Я знаю, что такое секс. Я нормальный человек: иногда я открываю заветные сайты на своём компьютере, включаю видео и наблюдаю, чем занимаются люди на экране монитора. Я стараюсь не упустить ни одной мелочи, мне интересно, что они чувствуют во время всей этой возни, я заглядываю в глаза женщин и смотрю, как влажнеют тела, напрягаются спины, двигаются ноги, языки и задницы. Мне интересно. Но они не несут в себе ни лета, ни города, они не пахнут ни скошенной травой, ни горячим асфальтом, ни ветром, который вдруг проносится по пустой улице, пробуждая тени, в их стонах не слышно ни навязчивого пьяного стрекотания газонокосилки, ни скрипа зонта над головой, когда пьёшь кофе в уличном кафе, ни испуганного признания пустой картонной коробки, которая бросается на проезжую часть перед грозой, ни лёгкости синего шарика, который вдруг выпускает детская рука, пальцы перепачканы мороженым, плач, бумкает тупая попса, водопад железа обрушивается на проспект. У них есть только они сами, у этих мужчин и женщин на экране, и они держат себя в руках, сжимают себя в своих собственных руках, оглядываясь на камеру, и я чувствую себя видимым, и выключаю, и выбегаю во двор, и смеюсь. У меня никогда не было секса — но я лучше вас знаю, что это такое. На это интересно смотреть, потому что в голову лезут разные мысли. Но этим совсем неинтересно заниматься.

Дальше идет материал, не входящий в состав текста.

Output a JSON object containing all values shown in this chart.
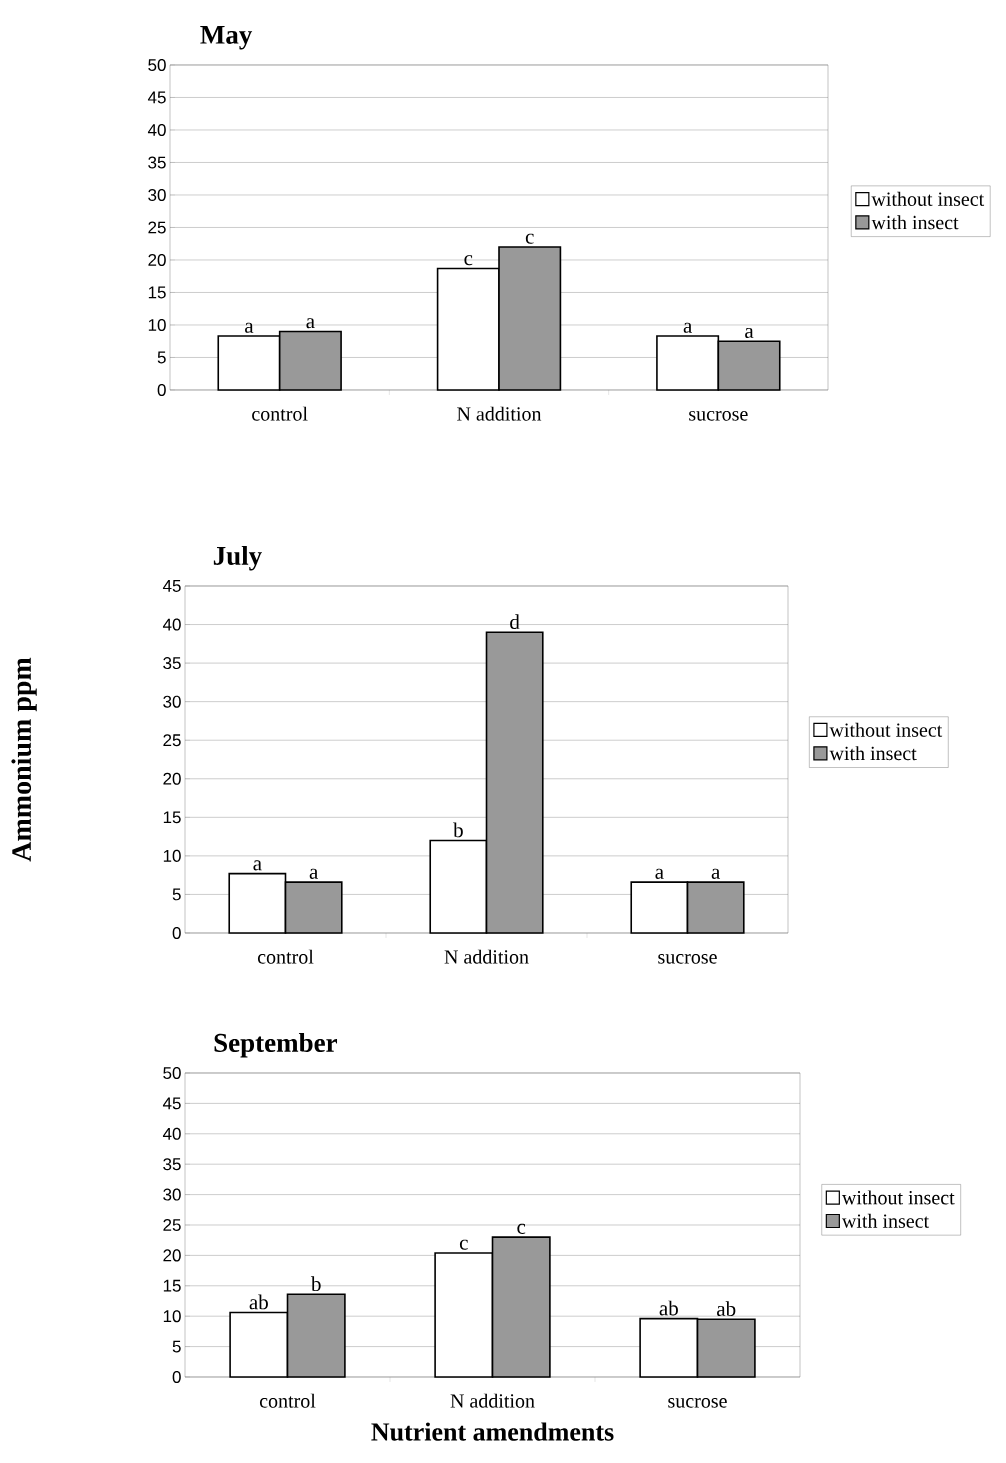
{
  "chart_data": [
    {
      "type": "bar",
      "title": "May",
      "categories": [
        "control",
        "N addition",
        "sucrose"
      ],
      "ylim": [
        0,
        50
      ],
      "yticks": [
        0,
        5,
        10,
        15,
        20,
        25,
        30,
        35,
        40,
        45,
        50
      ],
      "grid": "y",
      "legend": "right",
      "series": [
        {
          "name": "without insect",
          "color": "#ffffff",
          "values": [
            8.3,
            18.7,
            8.3
          ],
          "value_labels": [
            "a",
            "c",
            "a"
          ]
        },
        {
          "name": "with insect",
          "color": "#999999",
          "values": [
            9,
            22,
            7.5
          ],
          "value_labels": [
            "a",
            "c",
            "a"
          ]
        }
      ]
    },
    {
      "type": "bar",
      "title": "July",
      "ylabel": "Ammonium ppm",
      "categories": [
        "control",
        "N addition",
        "sucrose"
      ],
      "ylim": [
        0,
        45
      ],
      "yticks": [
        0,
        5,
        10,
        15,
        20,
        25,
        30,
        35,
        40,
        45
      ],
      "grid": "y",
      "legend": "right",
      "series": [
        {
          "name": "without insect",
          "color": "#ffffff",
          "values": [
            7.7,
            12,
            6.6
          ],
          "value_labels": [
            "a",
            "b",
            "a"
          ]
        },
        {
          "name": "with insect",
          "color": "#999999",
          "values": [
            6.6,
            39,
            6.6
          ],
          "value_labels": [
            "a",
            "d",
            "a"
          ]
        }
      ]
    },
    {
      "type": "bar",
      "title": "September",
      "xlabel": "Nutrient amendments",
      "categories": [
        "control",
        "N addition",
        "sucrose"
      ],
      "ylim": [
        0,
        50
      ],
      "yticks": [
        0,
        5,
        10,
        15,
        20,
        25,
        30,
        35,
        40,
        45,
        50
      ],
      "grid": "y",
      "legend": "right",
      "series": [
        {
          "name": "without insect",
          "color": "#ffffff",
          "values": [
            10.6,
            20.4,
            9.6
          ],
          "value_labels": [
            "ab",
            "c",
            "ab"
          ]
        },
        {
          "name": "with insect",
          "color": "#999999",
          "values": [
            13.6,
            23,
            9.5
          ],
          "value_labels": [
            "b",
            "c",
            "ab"
          ]
        }
      ]
    }
  ]
}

Мама говорит, что мне уже сорок и время взяться за ум. Я никогда не рассказываю ей ни про Нильса, ни о том, что я на самом деле думаю и как провожу время. Наверное, мама ужаснулась бы — но меня всё чаще охватывает сомнение в искренности этого ужаса. Мне кажется, она принимает меня таким, как я есть. Единственная женщина в моей жизни. Она говорит о том, что хотела бы, чтобы у меня были отношения, потому что тоже придерживается какой-то схемы. Хотя сама так радостно смеётся, когда я говорю, что, к сожалению, никого пока не нашёл. А я забираю у неё старые сумочки, которые она хочет выбросить — якобы чтобы положить их около мусорки. А сам несу их домой и нюхаю. Просто нюхаю, мне нравится, как они пахнут. И всё — никакого извращения.

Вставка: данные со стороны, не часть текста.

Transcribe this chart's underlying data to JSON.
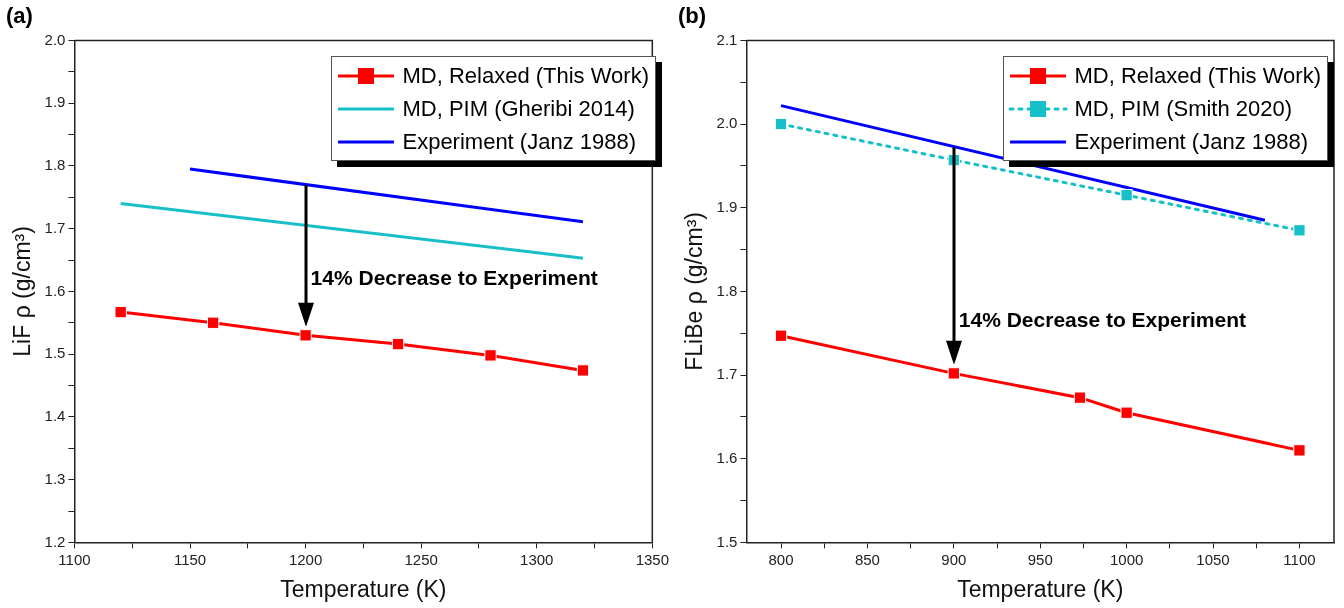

Конечно, если бы у меня были жена или муж, я мог бы рассказать ей или ему о Нильсе Хольгерсоне. Но что было бы потом? Я рассказал бы, а она послушала бы — и мы продолжили бы выстраивать отношения. Чужие, придуманные не нами. А так я могу думать о Нильсе сколько захочу и где захочу. На их языке это называется — инфантильностью. В сорок лет язык сжимает тебя мёртвой хваткой: в нём вдруг появляется столько разных слов, чтобы обозначить тебя. Где они были раньше, эти слова, когда я был моложе? Почему в то время никому не приходило в голову говорить обо мне латинскими корнями и научными терминами?